Sanders called it what it is: a government where economic power has become political power. And both parties have played along. If Republicans sell off the government, too often Democrats lease it—at a discount. Billionaires hedge their bets on both sides because money doesn’t have a party. It has an agenda.
And still, somehow, the American people keep showing up. They vote, care, organize. They gather warmth in the cold. Sanders said he’s seen the anger in the streets—in Arizona, Vermont, Wisconsin—and he’s right.
This isn’t apathy. It’s exhaustion.
It’s the look you give when you’ve been gaslit for years—when you’re standing in the middle of a dumpster fire, and someone finally says, “No, you’re not imagining it. It really is burning.”

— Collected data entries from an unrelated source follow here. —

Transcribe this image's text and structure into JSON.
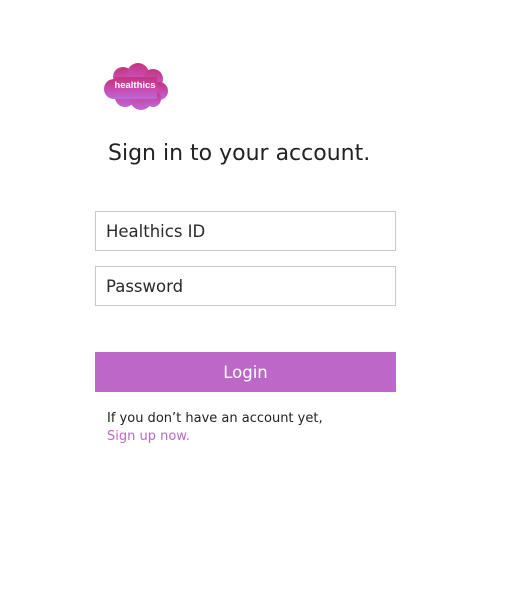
{
  "logo": {
    "text": "healthics",
    "colors": {
      "top": "#c2347e",
      "middle": "#c94bb0",
      "bottom": "#b86ad6"
    }
  },
  "page": {
    "title": "Sign in to your account."
  },
  "form": {
    "id_placeholder": "Healthics ID",
    "id_value": "",
    "password_placeholder": "Password",
    "password_value": "",
    "login_label": "Login"
  },
  "signup": {
    "prompt": "If you don’t have an account yet,",
    "link_label": "Sign up now."
  },
  "theme": {
    "accent": "#bd68c8",
    "border": "#c8c8c8",
    "text": "#222222"
  }
}
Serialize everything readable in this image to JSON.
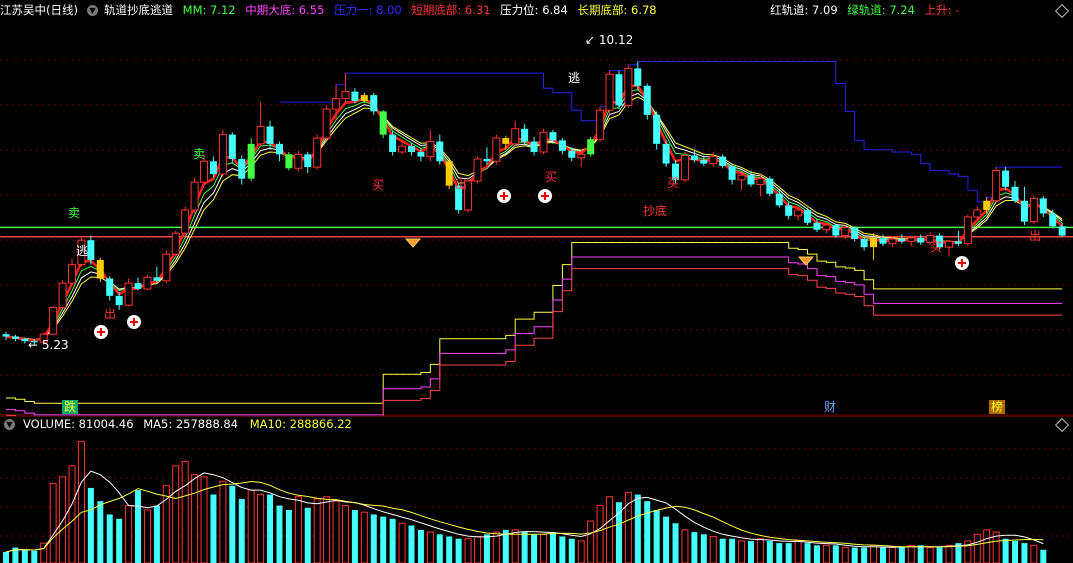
{
  "header": {
    "stock": "江苏吴中(日线)",
    "indicator": "轨道抄底逃道",
    "mm": {
      "label": "MM: 7.12",
      "color": "#ffffff"
    },
    "items": [
      {
        "key": "mid_bottom",
        "text": "中期大底: 6.55",
        "color": "#ff44ff"
      },
      {
        "key": "pressure1",
        "text": "压力一: 8.00",
        "color": "#3030ff"
      },
      {
        "key": "short_bottom",
        "text": "短期底部: 6.31",
        "color": "#ff3333"
      },
      {
        "key": "pressure",
        "text": "压力位: 6.84",
        "color": "#ffffff"
      },
      {
        "key": "long_bottom",
        "text": "长期底部: 6.78",
        "color": "#ffff44"
      }
    ],
    "right_items": [
      {
        "key": "red_track",
        "text": "红轨道: 7.09",
        "color": "#ffffff"
      },
      {
        "key": "green_track",
        "text": "绿轨道: 7.24",
        "color": "#44ff44"
      },
      {
        "key": "rise",
        "text": "上升: -",
        "color": "#ff3333"
      }
    ]
  },
  "volume_header": {
    "volume": "VOLUME: 81004.46",
    "ma5": "MA5: 257888.84",
    "ma10": "MA10: 288866.22"
  },
  "signals": {
    "escape": "逃",
    "sell": "卖",
    "buy": "买",
    "exit": "出",
    "bottom_buy": "抄底",
    "fall": "跌",
    "wealth": "财",
    "rank": "榜"
  },
  "price_labels": {
    "high": "10.12",
    "low": "5.23"
  },
  "colors": {
    "up": "#ff3333",
    "down": "#44ffff",
    "gold": "#ffcc00",
    "green_candle": "#44ff44",
    "sell_line": "#44ff44",
    "pressure_line": "#ff4444",
    "blue_line": "#2222ee",
    "magenta_line": "#ff44ff",
    "white_line": "#ffffff",
    "yellow_line": "#ffff44"
  },
  "chart_data": {
    "type": "candlestick",
    "ylim": [
      4.2,
      10.8
    ],
    "sell_line": 7.26,
    "pressure_line": 7.1,
    "candles": [
      [
        5.42,
        5.46,
        5.32,
        5.38
      ],
      [
        5.38,
        5.41,
        5.3,
        5.34
      ],
      [
        5.34,
        5.36,
        5.26,
        5.3
      ],
      [
        5.3,
        5.33,
        5.23,
        5.28
      ],
      [
        5.28,
        5.45,
        5.26,
        5.42
      ],
      [
        5.42,
        5.9,
        5.4,
        5.88
      ],
      [
        5.88,
        6.35,
        5.86,
        6.3
      ],
      [
        6.3,
        6.72,
        6.28,
        6.62
      ],
      [
        6.62,
        7.1,
        6.58,
        7.04
      ],
      [
        7.04,
        7.12,
        6.62,
        6.7
      ],
      [
        6.7,
        6.74,
        6.32,
        6.38
      ],
      [
        6.38,
        6.42,
        6.0,
        6.08
      ],
      [
        6.08,
        6.14,
        5.84,
        5.92
      ],
      [
        5.92,
        6.38,
        5.9,
        6.3
      ],
      [
        6.3,
        6.4,
        6.18,
        6.2
      ],
      [
        6.2,
        6.44,
        6.18,
        6.4
      ],
      [
        6.4,
        6.58,
        6.3,
        6.34
      ],
      [
        6.34,
        6.86,
        6.3,
        6.8
      ],
      [
        6.8,
        7.2,
        6.76,
        7.16
      ],
      [
        7.16,
        7.62,
        7.12,
        7.56
      ],
      [
        7.56,
        8.12,
        7.5,
        8.04
      ],
      [
        8.04,
        8.52,
        8.0,
        8.4
      ],
      [
        8.4,
        8.48,
        8.12,
        8.18
      ],
      [
        8.18,
        8.94,
        8.14,
        8.86
      ],
      [
        8.86,
        8.9,
        8.36,
        8.44
      ],
      [
        8.44,
        8.5,
        8.0,
        8.1
      ],
      [
        8.1,
        8.8,
        8.06,
        8.7
      ],
      [
        8.7,
        9.42,
        8.66,
        9.0
      ],
      [
        9.0,
        9.1,
        8.6,
        8.7
      ],
      [
        8.7,
        8.74,
        8.4,
        8.52
      ],
      [
        8.52,
        8.56,
        8.24,
        8.28
      ],
      [
        8.28,
        8.58,
        8.22,
        8.52
      ],
      [
        8.52,
        8.56,
        8.2,
        8.3
      ],
      [
        8.3,
        8.86,
        8.26,
        8.8
      ],
      [
        8.8,
        9.36,
        8.76,
        9.3
      ],
      [
        9.3,
        9.72,
        9.1,
        9.48
      ],
      [
        9.48,
        9.92,
        9.4,
        9.6
      ],
      [
        9.6,
        9.66,
        9.4,
        9.44
      ],
      [
        9.44,
        9.58,
        9.4,
        9.54
      ],
      [
        9.54,
        9.58,
        9.2,
        9.26
      ],
      [
        9.26,
        9.28,
        8.8,
        8.86
      ],
      [
        8.86,
        8.92,
        8.5,
        8.56
      ],
      [
        8.56,
        8.72,
        8.52,
        8.66
      ],
      [
        8.66,
        8.72,
        8.5,
        8.56
      ],
      [
        8.56,
        8.62,
        8.4,
        8.48
      ],
      [
        8.48,
        8.94,
        8.4,
        8.74
      ],
      [
        8.74,
        8.86,
        8.34,
        8.4
      ],
      [
        8.4,
        8.44,
        7.92,
        7.98
      ],
      [
        7.98,
        8.02,
        7.5,
        7.56
      ],
      [
        7.56,
        8.12,
        7.52,
        8.06
      ],
      [
        8.06,
        8.48,
        8.02,
        8.44
      ],
      [
        8.44,
        8.64,
        8.34,
        8.4
      ],
      [
        8.4,
        8.86,
        8.34,
        8.8
      ],
      [
        8.8,
        8.84,
        8.6,
        8.7
      ],
      [
        8.7,
        9.1,
        8.66,
        8.96
      ],
      [
        8.96,
        9.04,
        8.7,
        8.74
      ],
      [
        8.74,
        8.82,
        8.5,
        8.56
      ],
      [
        8.56,
        8.96,
        8.52,
        8.9
      ],
      [
        8.9,
        8.94,
        8.7,
        8.76
      ],
      [
        8.76,
        8.8,
        8.52,
        8.58
      ],
      [
        8.58,
        8.64,
        8.4,
        8.46
      ],
      [
        8.46,
        8.6,
        8.3,
        8.52
      ],
      [
        8.52,
        8.82,
        8.48,
        8.78
      ],
      [
        8.78,
        9.34,
        8.74,
        9.28
      ],
      [
        9.28,
        9.96,
        9.2,
        9.9
      ],
      [
        9.9,
        9.96,
        9.3,
        9.36
      ],
      [
        9.36,
        10.06,
        9.32,
        10.0
      ],
      [
        10.0,
        10.12,
        9.62,
        9.7
      ],
      [
        9.7,
        9.74,
        9.12,
        9.2
      ],
      [
        9.2,
        9.26,
        8.6,
        8.7
      ],
      [
        8.7,
        8.76,
        8.3,
        8.36
      ],
      [
        8.36,
        8.42,
        8.0,
        8.08
      ],
      [
        8.08,
        8.56,
        8.04,
        8.5
      ],
      [
        8.5,
        8.6,
        8.38,
        8.42
      ],
      [
        8.42,
        8.5,
        8.32,
        8.36
      ],
      [
        8.36,
        8.56,
        8.3,
        8.48
      ],
      [
        8.48,
        8.52,
        8.28,
        8.32
      ],
      [
        8.32,
        8.36,
        8.0,
        8.08
      ],
      [
        8.08,
        8.2,
        7.9,
        8.16
      ],
      [
        8.16,
        8.24,
        7.96,
        8.0
      ],
      [
        8.0,
        8.18,
        7.8,
        8.1
      ],
      [
        8.1,
        8.14,
        7.8,
        7.84
      ],
      [
        7.84,
        7.9,
        7.6,
        7.64
      ],
      [
        7.64,
        7.7,
        7.4,
        7.46
      ],
      [
        7.46,
        7.62,
        7.38,
        7.56
      ],
      [
        7.56,
        7.6,
        7.3,
        7.34
      ],
      [
        7.34,
        7.4,
        7.18,
        7.22
      ],
      [
        7.22,
        7.34,
        7.16,
        7.3
      ],
      [
        7.3,
        7.32,
        7.08,
        7.12
      ],
      [
        7.12,
        7.3,
        7.06,
        7.26
      ],
      [
        7.26,
        7.28,
        7.02,
        7.06
      ],
      [
        7.06,
        7.1,
        6.86,
        6.92
      ],
      [
        6.92,
        7.16,
        6.7,
        7.08
      ],
      [
        7.08,
        7.14,
        6.94,
        6.98
      ],
      [
        6.98,
        7.1,
        6.92,
        7.06
      ],
      [
        7.06,
        7.14,
        6.98,
        7.02
      ],
      [
        7.02,
        7.1,
        6.94,
        7.08
      ],
      [
        7.08,
        7.14,
        6.96,
        7.0
      ],
      [
        7.0,
        7.18,
        6.96,
        7.12
      ],
      [
        7.12,
        7.16,
        6.88,
        6.92
      ],
      [
        6.92,
        7.04,
        6.76,
        7.02
      ],
      [
        7.02,
        7.2,
        6.94,
        6.98
      ],
      [
        6.98,
        7.48,
        6.94,
        7.44
      ],
      [
        7.44,
        7.62,
        7.38,
        7.56
      ],
      [
        7.56,
        7.78,
        7.5,
        7.72
      ],
      [
        7.72,
        8.3,
        7.68,
        8.24
      ],
      [
        8.24,
        8.3,
        7.9,
        7.96
      ],
      [
        7.96,
        8.06,
        7.68,
        7.72
      ],
      [
        7.72,
        7.96,
        7.3,
        7.36
      ],
      [
        7.36,
        7.8,
        7.32,
        7.76
      ],
      [
        7.76,
        7.8,
        7.44,
        7.5
      ],
      [
        7.5,
        7.56,
        7.24,
        7.28
      ],
      [
        7.28,
        7.34,
        7.1,
        7.12
      ]
    ],
    "volumes": [
      10,
      14,
      12,
      11,
      18,
      72,
      78,
      88,
      110,
      68,
      56,
      44,
      40,
      52,
      66,
      48,
      52,
      70,
      88,
      92,
      80,
      78,
      62,
      74,
      70,
      58,
      66,
      62,
      62,
      52,
      48,
      60,
      50,
      58,
      60,
      56,
      52,
      48,
      46,
      44,
      42,
      40,
      36,
      34,
      30,
      28,
      26,
      24,
      22,
      22,
      24,
      26,
      28,
      30,
      30,
      28,
      26,
      26,
      28,
      24,
      22,
      20,
      38,
      52,
      60,
      55,
      64,
      62,
      56,
      48,
      42,
      36,
      30,
      28,
      26,
      24,
      22,
      22,
      20,
      20,
      22,
      20,
      18,
      18,
      20,
      18,
      16,
      16,
      16,
      14,
      14,
      14,
      16,
      14,
      14,
      14,
      16,
      16,
      14,
      14,
      16,
      18,
      20,
      26,
      30,
      28,
      22,
      20,
      18,
      16,
      12
    ]
  }
}
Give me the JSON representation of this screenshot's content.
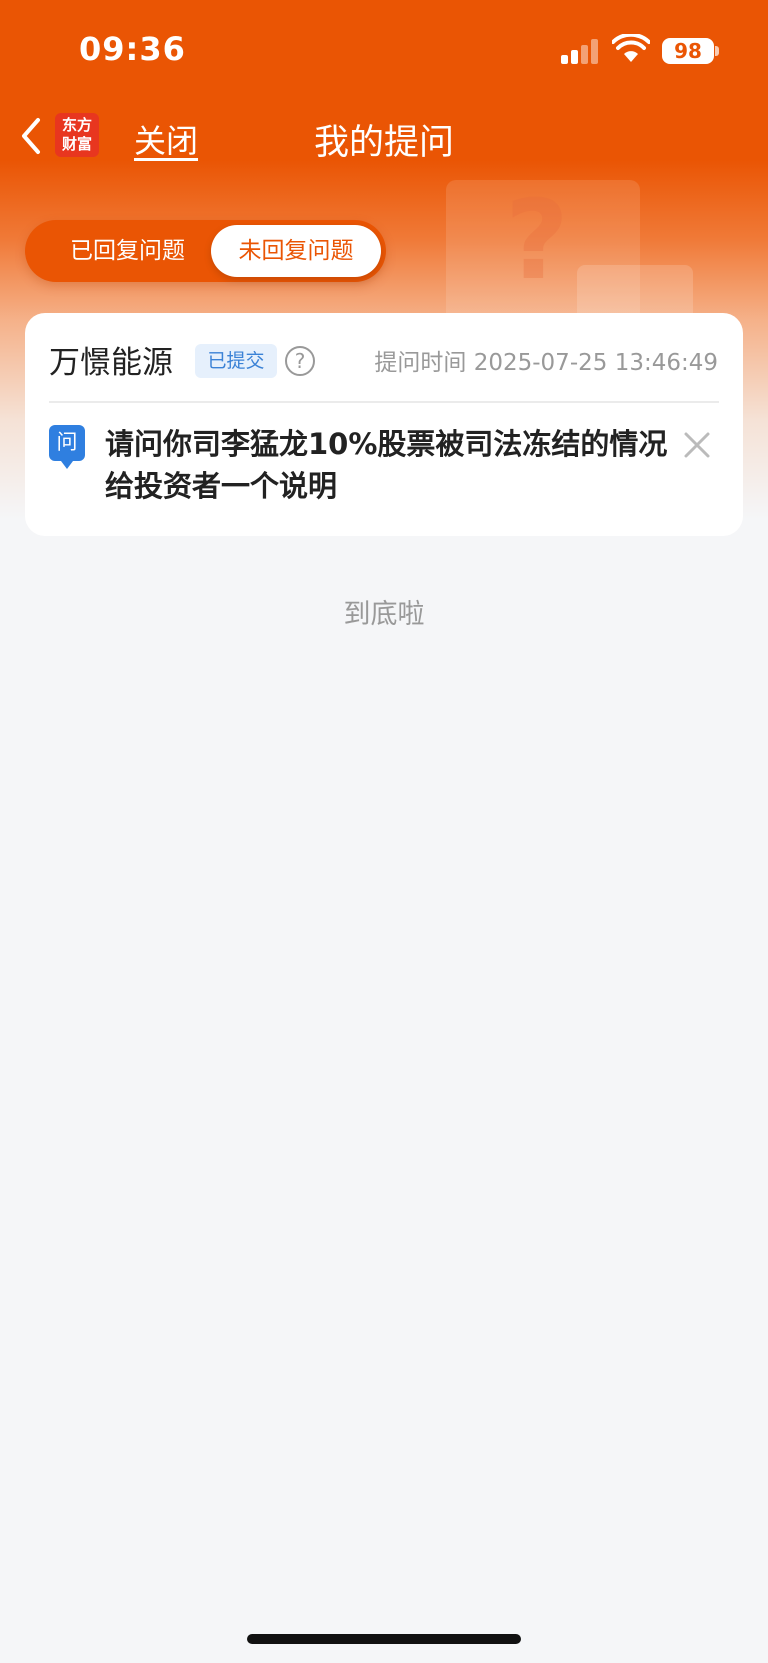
{
  "status_bar": {
    "time": "09:36",
    "battery": "98"
  },
  "nav": {
    "close_label": "关闭",
    "title": "我的提问",
    "logo_line1": "东方",
    "logo_line2": "财富"
  },
  "tabs": [
    {
      "label": "已回复问题",
      "selected": false
    },
    {
      "label": "未回复问题",
      "selected": true
    }
  ],
  "question_card": {
    "company": "万憬能源",
    "status": "已提交",
    "help": "?",
    "ask_time": "提问时间 2025-07-25 13:46:49",
    "q_badge": "问",
    "question": "请问你司李猛龙10%股票被司法冻结的情况给投资者一个说明"
  },
  "footer": {
    "end_text": "到底啦"
  },
  "colors": {
    "brand": "#ea5504",
    "badge_blue": "#2f7fe0"
  }
}
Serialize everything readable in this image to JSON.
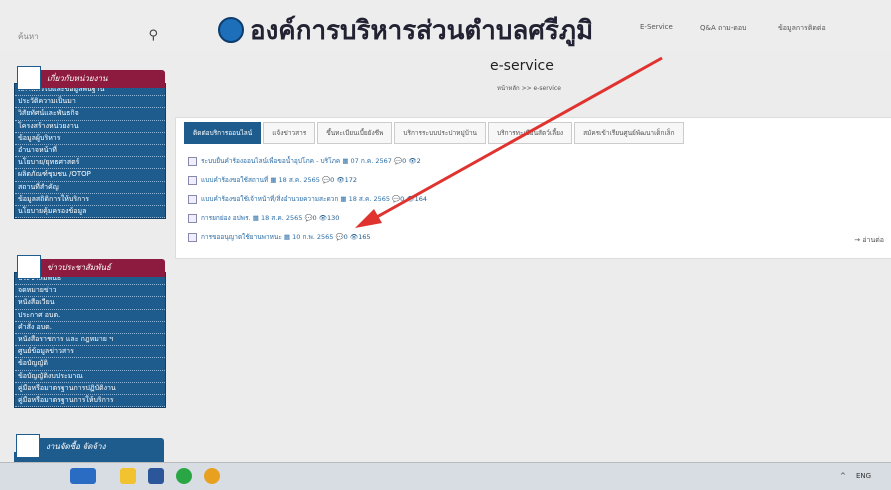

I used to think voting was enough. That if I picked the lesser evil, I’d done my part. But these days, I wonder if that belief—that choosing the least harmful option and walking away—quietly built the very system I now fear. Maybe the rot began in all those quiet elections I skipped, thinking nothing would change—and then wondering how things got so far from what I believed this country could be.
We still live in two Americas. But one of them is rising.
We’re standing at a crossroads. The choice isn’t just about the next election. It’s about whether we accept a future run by a handful of men who already have everything—or whether we fight for something more collective, more human, more just.
This greed—it’s not just human nature. It’s been designed, brick by brick. And what’s built can be dismantled. If greed is an addiction, maybe solidarity is the antidote. Because democracy can’t survive on paper alone—it lives or dies in the spaces between us.
Sanders reminded us we’ve been here before. We’ve faced monarchies, fascism, recession—and we’ve fought back. Not as two parties, but as people. We can do it again. But only if we stop mistaking passivity for peace. Only if we stop pretending that oligarchy with better branding is democracy.
So yes, it’s burning. But maybe that’s not where the story ends.
Maybe the question isn’t just who holds the match—but who’s willing to stand in the light, even when it burns.
We didn’t start the fire. But we still get to decide what rises from the ashes.
Love Bernie!!!!
I love Bernie too. I often wonder what would have happened if the DNC hadn't put their fingers on the scale back in 2016. He speaks truth to power like few others do.